I want you clearly to understand how I am placed,
supposing a distinguished member of my household supposing
even you, Prince Maiyo were to come within
the arm of the law. Even the great claims of hospitality
would leave me powerless.”
“This,” the Prince admitted,
“I fully apprehend. It is surely reasonable
that the stranger in your country should be subject
to your laws.”
“Very well, then,” the
Duke continued. “Listen to me, Prince.
This morning a London magistrate will grant what is
called a search warrant which will enable the police
to search, from attic to cellar, your house in St.
James’ Square. An Inspector from Scotland
Yard will be there this afternoon awaiting your return,
and he believes that he has witnesses who will be
able to identify you as one who has broken the laws
of this country. I ask you no questions.
There is the telephone on the table. My eighty-horse-power
Daimler is at the door and at your service. I
understand that your cruiser in Southampton Harbor
is always under steam. If there is anything more,
in reason, that I can do, you have only to speak.”

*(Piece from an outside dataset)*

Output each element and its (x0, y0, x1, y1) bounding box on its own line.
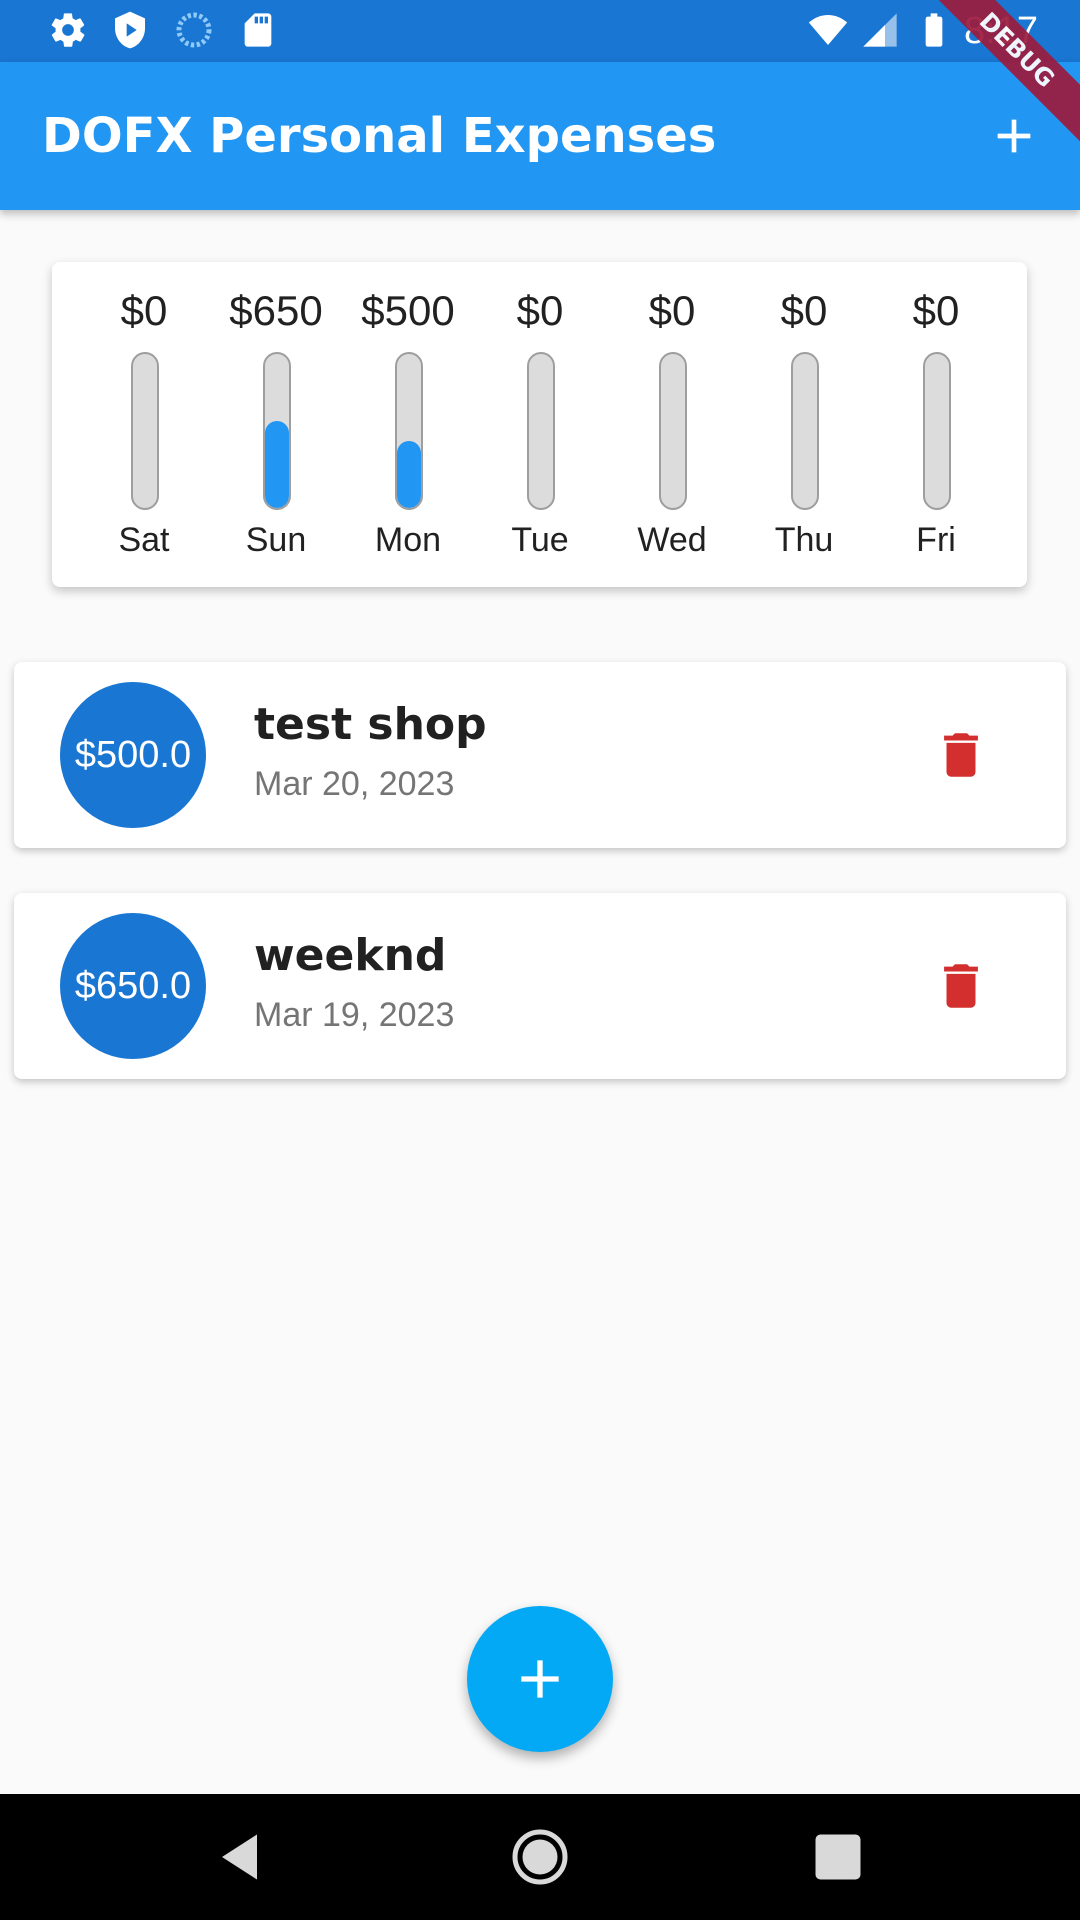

The Prince shook his head slowly.
“Duke,” he said, “please
send away your car, unless it will take me to London
quicker than my own. What I have done I have done,
and for what I have done I will pay.”
The Duke laid his hands upon the young
man’s shoulders and looked down into his face.
The Duke was over six feet high, and broad in proportion.

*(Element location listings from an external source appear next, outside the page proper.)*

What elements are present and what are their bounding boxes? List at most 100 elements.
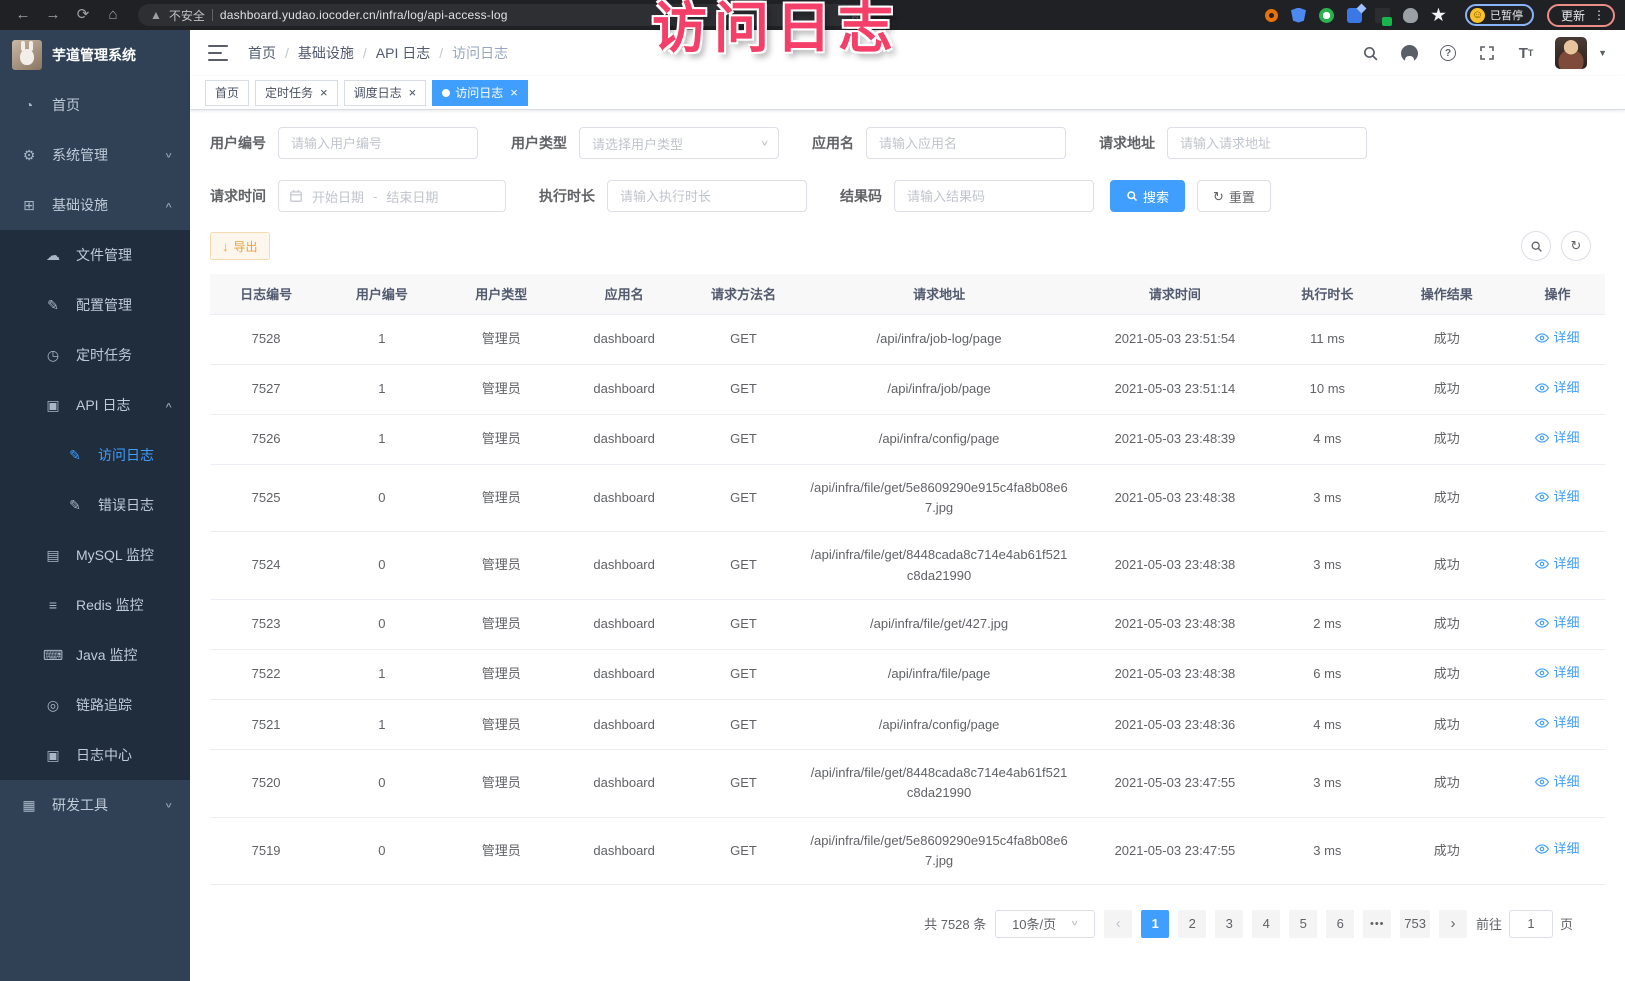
user-avatar[interactable] [1555, 37, 1587, 69]
cell-request-url: /api/infra/file/get/5e8609290e915c4fa8b0… [800, 465, 1079, 532]
close-icon[interactable]: × [409, 86, 417, 99]
sidebar-item-dashboard[interactable]: ◔首页 [0, 80, 190, 130]
extension-ghost-icon[interactable] [1403, 8, 1418, 23]
bookmark-star-icon[interactable]: ☆ [849, 7, 861, 23]
cell: 管理员 [442, 314, 561, 364]
refresh-table-button[interactable]: ↻ [1561, 231, 1591, 261]
tab-访问日志[interactable]: 访问日志× [432, 80, 528, 106]
sidebar-item-java-monitor[interactable]: ⌨Java 监控 [0, 630, 190, 680]
request-url-input[interactable] [1167, 127, 1367, 159]
close-icon[interactable]: × [510, 86, 518, 99]
cell-result: 成功 [1383, 465, 1510, 532]
more-pages[interactable]: ••• [1363, 910, 1391, 938]
extension-puzzle-icon[interactable] [1347, 8, 1362, 23]
sidebar-item-access-log[interactable]: ✎访问日志 [0, 430, 190, 480]
result-code-input[interactable] [894, 180, 1094, 212]
chevron-down-icon[interactable]: ▼ [1598, 48, 1607, 58]
sidebar-item-cloud-upload[interactable]: ☁文件管理 [0, 230, 190, 280]
sidebar-item-infrastructure[interactable]: ⊞基础设施∧ [0, 180, 190, 230]
sidebar-item-mysql-monitor[interactable]: ▤MySQL 监控 [0, 530, 190, 580]
sidebar-item-schedule[interactable]: ◷定时任务 [0, 330, 190, 380]
sidebar-item-label: Java 监控 [76, 645, 137, 665]
cell: GET [687, 599, 799, 649]
tab-首页[interactable]: 首页 [205, 80, 249, 106]
github-icon[interactable] [1399, 43, 1419, 63]
extension-donut-icon[interactable] [1265, 9, 1278, 22]
app-name-input[interactable] [866, 127, 1066, 159]
date-range-picker[interactable]: 开始日期 - 结束日期 [278, 180, 506, 212]
extension-grid-green-icon[interactable] [1375, 8, 1390, 23]
sidebar-item-gear[interactable]: ⚙系统管理∨ [0, 130, 190, 180]
address-bar[interactable]: ▲ 不安全 dashboard.yudao.iocoder.cn/infra/l… [138, 4, 873, 26]
detail-link[interactable]: 详细 [1535, 663, 1579, 683]
page-2[interactable]: 2 [1178, 910, 1206, 938]
browser-profile-badge[interactable]: ☺ 已暂停 [1465, 4, 1534, 26]
page-753[interactable]: 753 [1400, 910, 1430, 938]
detail-link[interactable]: 详细 [1535, 839, 1579, 859]
cell-duration: 4 ms [1271, 414, 1383, 464]
hamburger-icon[interactable] [208, 45, 228, 61]
detail-link[interactable]: 详细 [1535, 554, 1579, 574]
sidebar-item-edit[interactable]: ✎配置管理 [0, 280, 190, 330]
user-type-select[interactable]: 请选择用户类型 ∨ [579, 127, 779, 159]
prev-page-button[interactable]: ‹ [1104, 910, 1132, 938]
page-6[interactable]: 6 [1326, 910, 1354, 938]
duration-input[interactable] [607, 180, 807, 212]
page-3[interactable]: 3 [1215, 910, 1243, 938]
detail-link[interactable]: 详细 [1535, 428, 1579, 448]
extension-shield-icon[interactable] [1291, 8, 1306, 23]
forward-icon[interactable]: → [40, 3, 66, 27]
reload-icon[interactable]: ⟳ [70, 3, 96, 27]
breadcrumb-item[interactable]: 首页 [248, 43, 276, 63]
page-4[interactable]: 4 [1252, 910, 1280, 938]
detail-link[interactable]: 详细 [1535, 487, 1579, 507]
help-icon[interactable]: ? [1438, 43, 1458, 63]
cell: dashboard [561, 817, 688, 884]
page-5[interactable]: 5 [1289, 910, 1317, 938]
sidebar-item-trace[interactable]: ◎链路追踪 [0, 680, 190, 730]
sidebar-item-label: 配置管理 [76, 295, 132, 315]
app-title: 芋道管理系统 [52, 45, 136, 65]
sidebar-item-label: Redis 监控 [76, 595, 144, 615]
filter-row-2: 请求时间 开始日期 - 结束日期 执行时长 结果码 [210, 180, 1605, 212]
breadcrumb-item[interactable]: 基础设施 [298, 43, 354, 63]
close-icon[interactable]: × [320, 86, 328, 99]
export-button[interactable]: ↓ 导出 [210, 232, 270, 260]
sidebar-item-label: 系统管理 [52, 145, 108, 165]
page-1[interactable]: 1 [1141, 910, 1169, 938]
next-page-button[interactable]: › [1439, 910, 1467, 938]
detail-link[interactable]: 详细 [1535, 613, 1579, 633]
goto-page-input[interactable] [1509, 910, 1553, 938]
breadcrumb-item[interactable]: API 日志 [376, 43, 430, 63]
fullscreen-icon[interactable] [1477, 43, 1497, 63]
tab-定时任务[interactable]: 定时任务× [255, 80, 338, 106]
tab-调度日志[interactable]: 调度日志× [344, 80, 427, 106]
detail-link[interactable]: 详细 [1535, 713, 1579, 733]
cell-duration: 3 ms [1271, 532, 1383, 599]
start-date-placeholder: 开始日期 [312, 187, 364, 206]
sidebar-item-error-log[interactable]: ✎错误日志 [0, 480, 190, 530]
detail-link[interactable]: 详细 [1535, 772, 1579, 792]
browser-update-button[interactable]: 更新 ⋮ [1547, 4, 1615, 27]
kebab-menu-icon[interactable]: ⋮ [1593, 8, 1605, 22]
back-icon[interactable]: ← [10, 3, 36, 27]
home-icon[interactable]: ⌂ [100, 3, 126, 27]
cell-request-url: /api/infra/file/get/8448cada8c714e4ab61f… [800, 532, 1079, 599]
font-size-icon[interactable]: TT [1516, 43, 1536, 63]
search-icon[interactable] [1360, 43, 1380, 63]
page-size-select[interactable]: 10条/页 ∨ [995, 910, 1095, 938]
cell: 管理员 [442, 599, 561, 649]
sidebar-item-api-log[interactable]: ▣API 日志∧ [0, 380, 190, 430]
sidebar-item-dev-tools[interactable]: ▦研发工具∨ [0, 780, 190, 830]
sidebar-item-redis-monitor[interactable]: ≡Redis 监控 [0, 580, 190, 630]
sidebar-item-log-center[interactable]: ▣日志中心 [0, 730, 190, 780]
toggle-search-button[interactable] [1521, 231, 1551, 261]
extension-flower-icon[interactable] [1431, 8, 1446, 23]
detail-link[interactable]: 详细 [1535, 328, 1579, 348]
user-id-input[interactable] [278, 127, 478, 159]
reset-button[interactable]: ↻ 重置 [1197, 180, 1271, 212]
detail-link[interactable]: 详细 [1535, 378, 1579, 398]
extension-wallet-icon[interactable] [1319, 8, 1334, 23]
search-button[interactable]: 搜索 [1110, 180, 1185, 212]
page-content: 用户编号 用户类型 请选择用户类型 ∨ 应用名 请求地址 [190, 110, 1625, 981]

Before him the Prince seemed almost like a boy.
“Maiyo,” he said, “we
have grown fond of you, my wife, my daughter,
all of us. We don’t want harm to come to
you, but there is the American Ambassador watching
all the time. Already he more than half suspects.
For our sakes, Prince, come, I will say
for the sake of those who are grateful to you for
your candor and truthfulness, for the lessons you
have tried to teach us, make use of my car.
You will reach Southampton in half an hour.”
The Prince shook his head. His
lips had parted in what was certainly a smile.
At the corners they quivered, a little tremulous.
“My dear friend,” he said,
and his voice had softened almost to affection, “you
do not quite understand. You look upon the things
which may come from your point of view and not from
mine. Remember that, to your philosophy, life
itself is the greatest thing born into the world.